Con l’era Viola l’antagonismo si riattizza. Il gol annullato a Turone e il conseguente Scudetto indirizzato verso Torino inaugura una sfilza di episodi contestati e forieri di polemiche vivacissime. La Roma riesce a prendersi il titolo nel 1983, ma fino al 1986 la lotta per il vertice resta quasi sempre un affare a due. Lo “scippo” sul mercato di Boniek - grazie anche agli interventi Fiat in Polonia - estende i contrasti al mercato: Zibì arriverà alla Roma con tre anni di ritardo. Nel 1990 la storia si ripete con Haessler, che va prima a Torino per poi prendere la direzione giusta, ma in cambio del doloroso sacrificio di Peruzzi. Il duopolio Sensi-Mezzaroma porta come ds Moggi, che però entro breve lascia Trigoria proprio per la Juventus, dove dirotta Ferrara e Paulo Sousa, trattati a lungo per conto dei giallorossi.

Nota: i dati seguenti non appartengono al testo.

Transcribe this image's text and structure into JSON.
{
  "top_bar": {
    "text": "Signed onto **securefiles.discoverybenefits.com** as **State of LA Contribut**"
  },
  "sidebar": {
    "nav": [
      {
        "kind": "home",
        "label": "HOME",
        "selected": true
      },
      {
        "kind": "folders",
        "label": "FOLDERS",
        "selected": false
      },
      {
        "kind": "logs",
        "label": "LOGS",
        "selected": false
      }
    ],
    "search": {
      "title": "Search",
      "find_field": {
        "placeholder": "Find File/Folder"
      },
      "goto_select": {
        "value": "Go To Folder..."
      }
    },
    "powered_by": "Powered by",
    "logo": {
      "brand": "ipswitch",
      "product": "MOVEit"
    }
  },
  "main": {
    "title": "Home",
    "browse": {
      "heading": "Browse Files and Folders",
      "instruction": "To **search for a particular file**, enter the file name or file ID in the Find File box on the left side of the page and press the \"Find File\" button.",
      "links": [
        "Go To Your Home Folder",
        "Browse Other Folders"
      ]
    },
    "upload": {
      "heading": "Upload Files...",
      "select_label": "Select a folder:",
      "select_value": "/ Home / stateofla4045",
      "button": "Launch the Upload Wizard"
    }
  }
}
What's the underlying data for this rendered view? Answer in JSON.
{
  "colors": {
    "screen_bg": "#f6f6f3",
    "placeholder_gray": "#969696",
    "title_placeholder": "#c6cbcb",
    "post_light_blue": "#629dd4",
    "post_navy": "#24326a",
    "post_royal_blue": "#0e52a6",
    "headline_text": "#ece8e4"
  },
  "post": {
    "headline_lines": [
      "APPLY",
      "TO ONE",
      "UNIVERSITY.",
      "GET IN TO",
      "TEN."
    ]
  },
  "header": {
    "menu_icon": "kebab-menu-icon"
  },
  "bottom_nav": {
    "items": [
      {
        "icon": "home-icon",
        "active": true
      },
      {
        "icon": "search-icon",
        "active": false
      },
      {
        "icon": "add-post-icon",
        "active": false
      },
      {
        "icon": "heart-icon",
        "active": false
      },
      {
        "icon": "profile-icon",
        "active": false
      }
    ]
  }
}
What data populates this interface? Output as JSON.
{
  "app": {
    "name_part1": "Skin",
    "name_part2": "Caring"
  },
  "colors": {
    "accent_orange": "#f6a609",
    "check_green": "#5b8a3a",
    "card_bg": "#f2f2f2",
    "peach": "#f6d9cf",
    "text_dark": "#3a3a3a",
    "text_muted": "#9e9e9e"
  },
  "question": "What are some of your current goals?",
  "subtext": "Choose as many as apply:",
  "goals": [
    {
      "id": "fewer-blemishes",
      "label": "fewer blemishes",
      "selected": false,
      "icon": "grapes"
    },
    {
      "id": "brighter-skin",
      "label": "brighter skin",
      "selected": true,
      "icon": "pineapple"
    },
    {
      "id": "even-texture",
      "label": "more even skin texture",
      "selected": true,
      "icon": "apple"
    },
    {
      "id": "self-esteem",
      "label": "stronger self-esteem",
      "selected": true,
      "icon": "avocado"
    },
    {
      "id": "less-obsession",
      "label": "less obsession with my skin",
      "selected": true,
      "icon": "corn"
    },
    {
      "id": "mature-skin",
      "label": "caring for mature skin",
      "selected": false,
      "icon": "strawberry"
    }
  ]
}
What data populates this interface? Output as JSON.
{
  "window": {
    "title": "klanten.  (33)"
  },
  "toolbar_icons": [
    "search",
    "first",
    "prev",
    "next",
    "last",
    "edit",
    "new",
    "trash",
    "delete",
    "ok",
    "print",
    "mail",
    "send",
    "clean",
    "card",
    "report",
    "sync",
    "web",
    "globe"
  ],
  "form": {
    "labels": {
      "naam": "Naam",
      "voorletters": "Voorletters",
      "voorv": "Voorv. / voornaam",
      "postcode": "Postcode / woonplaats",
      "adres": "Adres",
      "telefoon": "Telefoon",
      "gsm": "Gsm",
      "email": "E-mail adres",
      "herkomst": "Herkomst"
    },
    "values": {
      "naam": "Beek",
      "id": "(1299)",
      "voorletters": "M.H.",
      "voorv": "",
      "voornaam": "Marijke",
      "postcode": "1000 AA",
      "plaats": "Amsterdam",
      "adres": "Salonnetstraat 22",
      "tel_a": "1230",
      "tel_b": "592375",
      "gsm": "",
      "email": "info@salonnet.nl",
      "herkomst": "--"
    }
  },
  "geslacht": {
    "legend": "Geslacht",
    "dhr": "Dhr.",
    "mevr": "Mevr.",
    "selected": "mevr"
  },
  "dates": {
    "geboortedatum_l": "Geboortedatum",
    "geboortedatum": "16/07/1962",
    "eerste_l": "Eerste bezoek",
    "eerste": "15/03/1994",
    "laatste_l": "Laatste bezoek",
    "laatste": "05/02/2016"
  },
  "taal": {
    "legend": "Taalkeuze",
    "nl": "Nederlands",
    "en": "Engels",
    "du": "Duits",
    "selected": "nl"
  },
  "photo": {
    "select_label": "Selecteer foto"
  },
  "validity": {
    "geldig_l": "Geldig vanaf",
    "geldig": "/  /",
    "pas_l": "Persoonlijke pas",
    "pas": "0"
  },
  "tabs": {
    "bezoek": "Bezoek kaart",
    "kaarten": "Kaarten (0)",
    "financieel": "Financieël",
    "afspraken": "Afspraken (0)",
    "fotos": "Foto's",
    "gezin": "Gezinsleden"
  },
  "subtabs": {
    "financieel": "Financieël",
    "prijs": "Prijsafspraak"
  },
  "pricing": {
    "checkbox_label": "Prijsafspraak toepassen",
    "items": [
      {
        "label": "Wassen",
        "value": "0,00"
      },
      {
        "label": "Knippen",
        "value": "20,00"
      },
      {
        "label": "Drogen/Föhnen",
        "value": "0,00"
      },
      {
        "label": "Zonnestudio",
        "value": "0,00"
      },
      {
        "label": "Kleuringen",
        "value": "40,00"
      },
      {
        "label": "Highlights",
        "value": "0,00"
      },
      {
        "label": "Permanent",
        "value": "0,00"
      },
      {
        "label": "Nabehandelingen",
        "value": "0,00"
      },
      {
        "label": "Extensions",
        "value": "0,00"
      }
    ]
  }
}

L’ex ferroviere acquista sempre più potere: la Roma è fra le vittime della sua tracotanza, in campo e sul mercato, eppure riesce a prendersi il terzo tricolore nel 2001 con Capello in panchina. Tre anni dopo però il tecnico dà il secondo addio alla Capitale, con uguale destinazione del ’70. Moggi sfrutta le debolezze finanziarie dei Sensi, anticipandoli su Ibrahimovic e portandosi a casa anche Emerson e Zebina. All’ombra del Colosseo c’è voglia di rivalsa, ma la dirigenza bianconera ha strutturato una rete di potere poco scalfibile. Almeno fino a quando Calciopoli non ristabilisce un certo grado di giustizia. Qualche anno dopo Andrea Agnelli inaugura un nuovo ciclo vincente. A contendere il titolo ci prova la Roma di Garcia, che però si scontra con nuovi arbitraggi ostili, su tutti quello di Rocchi a Torino nello scontro diretto del 2014-15. Poi i giallorossi diventano protagonisti in Europa, i bianconeri comprimari in Italia. Perfino la casa madre Fiat si sfila, o quantomeno si defila. E sul versante “politico” ci si avvicina. Ma sul campo gli attriti si rinfocolano col varo della “regola dello svantaggio” marchiata Orsato. Alla fine poco cambia rispetto a dieci, venti, quarant’anni o a un secolo fa. E non è detto che sia un male.